- Church: Episcopal Church
- Diocese: Wyoming
- Elected: 1969
- In office: 1969–1977
- Predecessor: James Wilson Hunter
- Successor: Bob Gordon Jones

Orders
- Ordination: April 24, 1937 by Henry Hobson
- Consecration: May 1, 1969 by John E. Hines

Personal details
- Born: June 11, 1911 Baltimore, Maryland, United States
- Died: June 27, 1995 (aged 84) Readmond Township, Michigan, United States
- Denomination: Anglican
- Parents: David Wilson Thornberry & Ann Frances Odin Hulbert
- Spouse: Virginia Lee Morrissett ​ ​(m. 1940)​
- Children: 2

= David Thornberry =

David Ritchie Thornberry (June 11, 1911 – June 27, 1995) was the sixth bishop of the Episcopal Diocese of Wyoming from 1969 to 1977.

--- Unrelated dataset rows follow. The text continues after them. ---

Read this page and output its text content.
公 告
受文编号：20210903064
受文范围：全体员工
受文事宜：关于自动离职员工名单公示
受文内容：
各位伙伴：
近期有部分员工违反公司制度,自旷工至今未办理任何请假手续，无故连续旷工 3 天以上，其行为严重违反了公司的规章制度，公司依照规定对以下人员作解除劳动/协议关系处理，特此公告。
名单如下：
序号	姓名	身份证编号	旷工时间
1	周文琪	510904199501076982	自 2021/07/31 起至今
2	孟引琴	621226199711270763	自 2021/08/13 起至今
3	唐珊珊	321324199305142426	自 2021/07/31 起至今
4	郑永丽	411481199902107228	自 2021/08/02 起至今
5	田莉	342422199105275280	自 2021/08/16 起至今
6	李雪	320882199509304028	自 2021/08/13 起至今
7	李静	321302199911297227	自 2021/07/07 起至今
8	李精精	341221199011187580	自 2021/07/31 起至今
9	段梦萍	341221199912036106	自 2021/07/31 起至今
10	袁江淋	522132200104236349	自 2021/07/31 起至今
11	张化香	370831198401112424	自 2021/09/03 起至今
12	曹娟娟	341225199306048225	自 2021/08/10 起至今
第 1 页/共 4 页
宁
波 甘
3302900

==Early life and education==
Thornberry was born in Rawlins, Wyoming on June 11, 1911, to the Reverend David Wilson Thornberry (1866-1964) and Ann Frances Odin Hulbert Thornberry (1883-1971). He was educated at the public schools of Laramie, Wyoming, where the family had moved in 1913 after his father became Dean of St Matthew's Cathedral. He studied at the University of Wyoming, and then at Kenyon College from where he graduated in 1933 with a Bachelor of Arts. Later, he enrolled at Bexley Hall, where he trained for the priesthood. He transferred to the Episcopal Theological Seminary, graduating in 1936 with a Bachelor of Divinity. Thornberry was awarded an honorary Doctor of Divinity degree from Kenyon in 1957.

==Ordained ministry==
Thornberry was ordained deacon on June 14, 1936, and priest on April 24, 1937, by Bishop Henry Hobson of Southern Ohio. Between 1936 and 1940, he served as curate at Christ Church in Dayton, Ohio, subsequently vicar of St Mark's Church in Harrison, Ohio between 1938 and 1940. He married Virginia Lee Morrissett on November 23, 1940, and eventually had two children. Thornberry was appointed rector of Grace Church in Cincinnati in 1940, and remained so until 1952 when he was appointed Archdeacon of Southern Ohio. Between 1965 and 1969, he was rector of Christ Church in Shaker Heights, Ohio.

==Bishop of Wyoming==
Thornberry was elected Bishop of Wyoming in 1969, and was consecrated on May 1, 1969, with Presiding Bishop John E. Hines as chief consecrator. He served in Wyoming until his retirement on October 31, 1977. He died at his home in Readmond Township, Michigan on June 27, 1995.